Analysts expect interest rate cut by the end of this year

Analysts expect interest rate cut by the end of this year

ISTANBUL

Analysts at some international banks are now expecting the Turkish Central Bank to deliver a rate cut in November after the bank altered its guidance.

In a statement accompanying its rate decision, the bank said on Sept. 19 that “monetary policy tools will be used effectively in case a significant and persistent deterioration in inflation is foreseen.”

In previous statements released after the rate decisions the bank emphasized that “monetary policy stance will be tightened in case a significant and persistent deterioration in inflation is foreseen.”

This alteration in guidance has led analysts to believe that the bank, which kept the policy rate unchanged at 50 percent for a sixth straight month last week, will deliver a rate cut.

Hande Küçük, an economist at Morgan Stanley, is one of them. “It increased the chances of an earlier cut,” Küçük said.

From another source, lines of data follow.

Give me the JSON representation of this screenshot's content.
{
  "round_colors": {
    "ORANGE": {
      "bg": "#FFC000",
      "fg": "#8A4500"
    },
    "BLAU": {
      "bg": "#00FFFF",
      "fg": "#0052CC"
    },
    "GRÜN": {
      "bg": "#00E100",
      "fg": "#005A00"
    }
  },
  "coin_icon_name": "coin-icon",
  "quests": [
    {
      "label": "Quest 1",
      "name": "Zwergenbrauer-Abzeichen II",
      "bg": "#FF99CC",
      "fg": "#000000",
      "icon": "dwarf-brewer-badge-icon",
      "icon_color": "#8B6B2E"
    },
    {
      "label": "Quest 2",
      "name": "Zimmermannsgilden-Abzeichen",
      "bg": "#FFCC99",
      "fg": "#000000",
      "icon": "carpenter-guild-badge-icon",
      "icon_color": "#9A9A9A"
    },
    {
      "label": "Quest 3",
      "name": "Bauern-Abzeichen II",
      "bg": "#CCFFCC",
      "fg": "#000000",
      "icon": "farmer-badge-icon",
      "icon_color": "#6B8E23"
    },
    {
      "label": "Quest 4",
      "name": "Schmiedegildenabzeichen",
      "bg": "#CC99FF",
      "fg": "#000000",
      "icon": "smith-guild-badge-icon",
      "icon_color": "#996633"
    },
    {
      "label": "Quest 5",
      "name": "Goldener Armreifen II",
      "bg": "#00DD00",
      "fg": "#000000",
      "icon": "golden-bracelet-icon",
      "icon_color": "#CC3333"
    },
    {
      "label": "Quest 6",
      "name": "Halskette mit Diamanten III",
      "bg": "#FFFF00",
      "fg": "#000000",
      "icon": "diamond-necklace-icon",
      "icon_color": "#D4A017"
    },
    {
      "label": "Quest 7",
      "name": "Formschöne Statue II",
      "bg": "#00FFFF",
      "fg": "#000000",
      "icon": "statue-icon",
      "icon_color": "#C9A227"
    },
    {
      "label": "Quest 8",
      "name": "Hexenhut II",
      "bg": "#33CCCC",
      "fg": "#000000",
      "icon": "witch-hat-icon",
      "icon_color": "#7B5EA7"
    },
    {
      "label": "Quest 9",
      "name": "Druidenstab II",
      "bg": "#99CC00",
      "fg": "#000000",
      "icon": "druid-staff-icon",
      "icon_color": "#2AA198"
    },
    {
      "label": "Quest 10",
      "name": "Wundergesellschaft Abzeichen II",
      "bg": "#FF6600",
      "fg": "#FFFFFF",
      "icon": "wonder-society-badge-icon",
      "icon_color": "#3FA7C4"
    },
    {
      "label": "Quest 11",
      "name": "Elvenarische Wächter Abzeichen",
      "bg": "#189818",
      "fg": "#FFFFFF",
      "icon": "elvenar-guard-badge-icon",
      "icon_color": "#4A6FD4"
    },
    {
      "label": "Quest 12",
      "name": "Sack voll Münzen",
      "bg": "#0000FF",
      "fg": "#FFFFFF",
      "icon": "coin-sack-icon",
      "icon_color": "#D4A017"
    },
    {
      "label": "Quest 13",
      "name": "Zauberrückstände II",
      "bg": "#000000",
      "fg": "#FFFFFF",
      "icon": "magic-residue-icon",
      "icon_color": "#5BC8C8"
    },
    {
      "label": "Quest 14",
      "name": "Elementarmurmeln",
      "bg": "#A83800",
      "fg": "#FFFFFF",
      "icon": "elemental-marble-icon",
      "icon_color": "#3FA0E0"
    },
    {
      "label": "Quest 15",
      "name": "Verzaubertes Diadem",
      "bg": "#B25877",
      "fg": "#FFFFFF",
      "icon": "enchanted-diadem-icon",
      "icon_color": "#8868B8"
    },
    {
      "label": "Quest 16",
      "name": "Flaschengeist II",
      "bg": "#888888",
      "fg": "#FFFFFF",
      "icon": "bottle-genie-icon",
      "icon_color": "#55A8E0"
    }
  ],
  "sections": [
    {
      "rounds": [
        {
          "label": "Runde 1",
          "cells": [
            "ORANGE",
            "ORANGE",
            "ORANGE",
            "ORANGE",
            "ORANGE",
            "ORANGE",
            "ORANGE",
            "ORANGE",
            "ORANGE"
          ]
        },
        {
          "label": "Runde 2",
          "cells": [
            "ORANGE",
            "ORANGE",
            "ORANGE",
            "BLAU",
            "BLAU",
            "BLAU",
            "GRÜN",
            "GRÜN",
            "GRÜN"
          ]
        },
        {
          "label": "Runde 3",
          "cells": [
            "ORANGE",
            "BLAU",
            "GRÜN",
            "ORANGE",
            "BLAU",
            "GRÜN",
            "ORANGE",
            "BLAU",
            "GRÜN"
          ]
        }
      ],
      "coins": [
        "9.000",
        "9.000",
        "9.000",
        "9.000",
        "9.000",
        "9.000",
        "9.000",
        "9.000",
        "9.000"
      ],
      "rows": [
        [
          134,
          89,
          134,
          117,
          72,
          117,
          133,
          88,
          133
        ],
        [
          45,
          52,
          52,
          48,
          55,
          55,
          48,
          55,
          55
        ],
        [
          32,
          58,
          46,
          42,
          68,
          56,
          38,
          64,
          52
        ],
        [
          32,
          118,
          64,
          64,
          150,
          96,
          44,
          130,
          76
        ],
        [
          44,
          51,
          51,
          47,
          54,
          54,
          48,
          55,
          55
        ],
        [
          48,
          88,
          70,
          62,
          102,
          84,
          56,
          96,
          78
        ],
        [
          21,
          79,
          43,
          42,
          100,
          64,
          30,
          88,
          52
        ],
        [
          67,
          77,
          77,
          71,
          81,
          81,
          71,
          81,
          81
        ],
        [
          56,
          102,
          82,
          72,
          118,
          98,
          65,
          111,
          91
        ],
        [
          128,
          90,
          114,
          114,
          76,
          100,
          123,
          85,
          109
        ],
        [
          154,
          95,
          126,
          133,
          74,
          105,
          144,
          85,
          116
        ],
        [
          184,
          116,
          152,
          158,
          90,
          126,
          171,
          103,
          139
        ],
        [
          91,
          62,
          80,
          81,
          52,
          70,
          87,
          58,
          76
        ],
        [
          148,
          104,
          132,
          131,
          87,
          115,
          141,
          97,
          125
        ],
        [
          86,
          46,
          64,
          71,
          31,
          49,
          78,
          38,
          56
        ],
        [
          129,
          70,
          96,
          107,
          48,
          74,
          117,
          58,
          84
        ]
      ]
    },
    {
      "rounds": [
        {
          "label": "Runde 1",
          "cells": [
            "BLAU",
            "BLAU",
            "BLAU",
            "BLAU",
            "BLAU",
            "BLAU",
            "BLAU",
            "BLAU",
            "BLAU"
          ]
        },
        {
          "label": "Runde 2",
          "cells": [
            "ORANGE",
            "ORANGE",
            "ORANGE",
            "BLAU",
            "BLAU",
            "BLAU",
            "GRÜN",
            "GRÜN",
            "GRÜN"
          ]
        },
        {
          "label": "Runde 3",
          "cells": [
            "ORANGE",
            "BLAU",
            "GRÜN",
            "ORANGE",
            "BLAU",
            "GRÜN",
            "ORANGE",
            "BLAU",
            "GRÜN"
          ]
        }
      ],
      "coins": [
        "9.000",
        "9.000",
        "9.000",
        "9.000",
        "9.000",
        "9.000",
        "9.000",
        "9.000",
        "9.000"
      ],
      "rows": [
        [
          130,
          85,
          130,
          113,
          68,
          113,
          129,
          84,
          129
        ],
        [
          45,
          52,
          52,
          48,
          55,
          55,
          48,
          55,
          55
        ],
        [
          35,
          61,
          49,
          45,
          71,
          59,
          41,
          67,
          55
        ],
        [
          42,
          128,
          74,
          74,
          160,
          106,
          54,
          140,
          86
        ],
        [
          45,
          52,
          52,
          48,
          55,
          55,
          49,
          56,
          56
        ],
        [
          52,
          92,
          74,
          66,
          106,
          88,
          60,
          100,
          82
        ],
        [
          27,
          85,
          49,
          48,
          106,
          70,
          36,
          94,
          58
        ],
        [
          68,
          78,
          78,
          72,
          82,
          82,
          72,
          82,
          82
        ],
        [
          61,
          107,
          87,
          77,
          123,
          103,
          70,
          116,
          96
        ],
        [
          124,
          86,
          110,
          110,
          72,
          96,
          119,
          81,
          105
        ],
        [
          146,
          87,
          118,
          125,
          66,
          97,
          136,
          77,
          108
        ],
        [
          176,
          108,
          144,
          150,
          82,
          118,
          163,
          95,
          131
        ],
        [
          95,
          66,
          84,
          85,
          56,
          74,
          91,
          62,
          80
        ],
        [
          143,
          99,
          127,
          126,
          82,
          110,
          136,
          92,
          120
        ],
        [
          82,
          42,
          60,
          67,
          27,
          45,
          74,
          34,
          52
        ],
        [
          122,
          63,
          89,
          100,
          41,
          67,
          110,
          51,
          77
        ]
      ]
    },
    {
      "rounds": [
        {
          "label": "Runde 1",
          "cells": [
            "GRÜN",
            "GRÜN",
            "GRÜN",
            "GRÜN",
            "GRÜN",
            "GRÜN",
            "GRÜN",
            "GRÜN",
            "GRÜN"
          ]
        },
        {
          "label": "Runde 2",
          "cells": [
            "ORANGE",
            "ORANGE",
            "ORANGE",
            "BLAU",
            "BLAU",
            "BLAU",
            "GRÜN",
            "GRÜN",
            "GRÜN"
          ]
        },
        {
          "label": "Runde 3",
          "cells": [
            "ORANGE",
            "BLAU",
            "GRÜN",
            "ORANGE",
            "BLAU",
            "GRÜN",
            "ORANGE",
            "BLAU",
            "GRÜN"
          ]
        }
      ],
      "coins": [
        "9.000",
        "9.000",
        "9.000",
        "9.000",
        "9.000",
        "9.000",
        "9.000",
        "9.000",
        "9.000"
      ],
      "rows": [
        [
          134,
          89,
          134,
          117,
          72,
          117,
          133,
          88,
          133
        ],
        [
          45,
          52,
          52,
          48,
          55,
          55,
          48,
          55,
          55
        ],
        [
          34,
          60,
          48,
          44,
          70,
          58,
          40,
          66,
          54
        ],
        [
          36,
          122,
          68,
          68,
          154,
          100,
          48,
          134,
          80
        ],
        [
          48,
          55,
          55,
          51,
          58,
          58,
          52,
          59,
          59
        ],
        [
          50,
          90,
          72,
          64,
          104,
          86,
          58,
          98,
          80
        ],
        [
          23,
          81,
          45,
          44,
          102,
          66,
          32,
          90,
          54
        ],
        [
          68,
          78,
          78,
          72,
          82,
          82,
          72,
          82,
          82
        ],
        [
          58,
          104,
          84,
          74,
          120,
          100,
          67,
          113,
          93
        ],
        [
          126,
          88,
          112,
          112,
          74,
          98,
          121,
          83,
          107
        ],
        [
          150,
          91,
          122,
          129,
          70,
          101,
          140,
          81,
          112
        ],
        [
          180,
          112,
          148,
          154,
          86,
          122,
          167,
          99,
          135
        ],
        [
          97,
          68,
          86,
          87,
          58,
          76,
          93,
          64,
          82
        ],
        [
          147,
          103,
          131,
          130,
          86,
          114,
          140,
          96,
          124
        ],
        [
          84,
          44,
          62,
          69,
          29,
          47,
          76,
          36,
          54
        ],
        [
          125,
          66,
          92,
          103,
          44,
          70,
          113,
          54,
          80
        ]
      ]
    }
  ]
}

Analysts at Goldman Sachs are now expecting a rate cut in November. They argue that the slowdown in domestic demand will reduce the inflation momentum sufficiently in September and October, allowing the Central Bank to make a rate cut of 100 basis points in November.

Analysts at Citi also believe the bank will wait until November to deliver a rate cut.

İlker Domaç, an analyst at Citi, expects the bank to reduce the policy rate to 45 percent by the end of the year.

Meanwhile, in order to support macro-financial stability and the monetary transmission mechanism, the Central Bank took additional steps.

Reserve requirement ratios for Turkish Lira deposits and the ratio for lira-denominated required reserves that should be maintained for foreign currency (FX) deposits were changed.

The reserve ratio for short-term deposits was raised from a previous 12 percent to 15 percent.

The ratio for long-term deposits was increased from 8 percent to 10 percent, while the maintenance of lira for FX deposits was reduced from a previous 8 percent to 5 percent.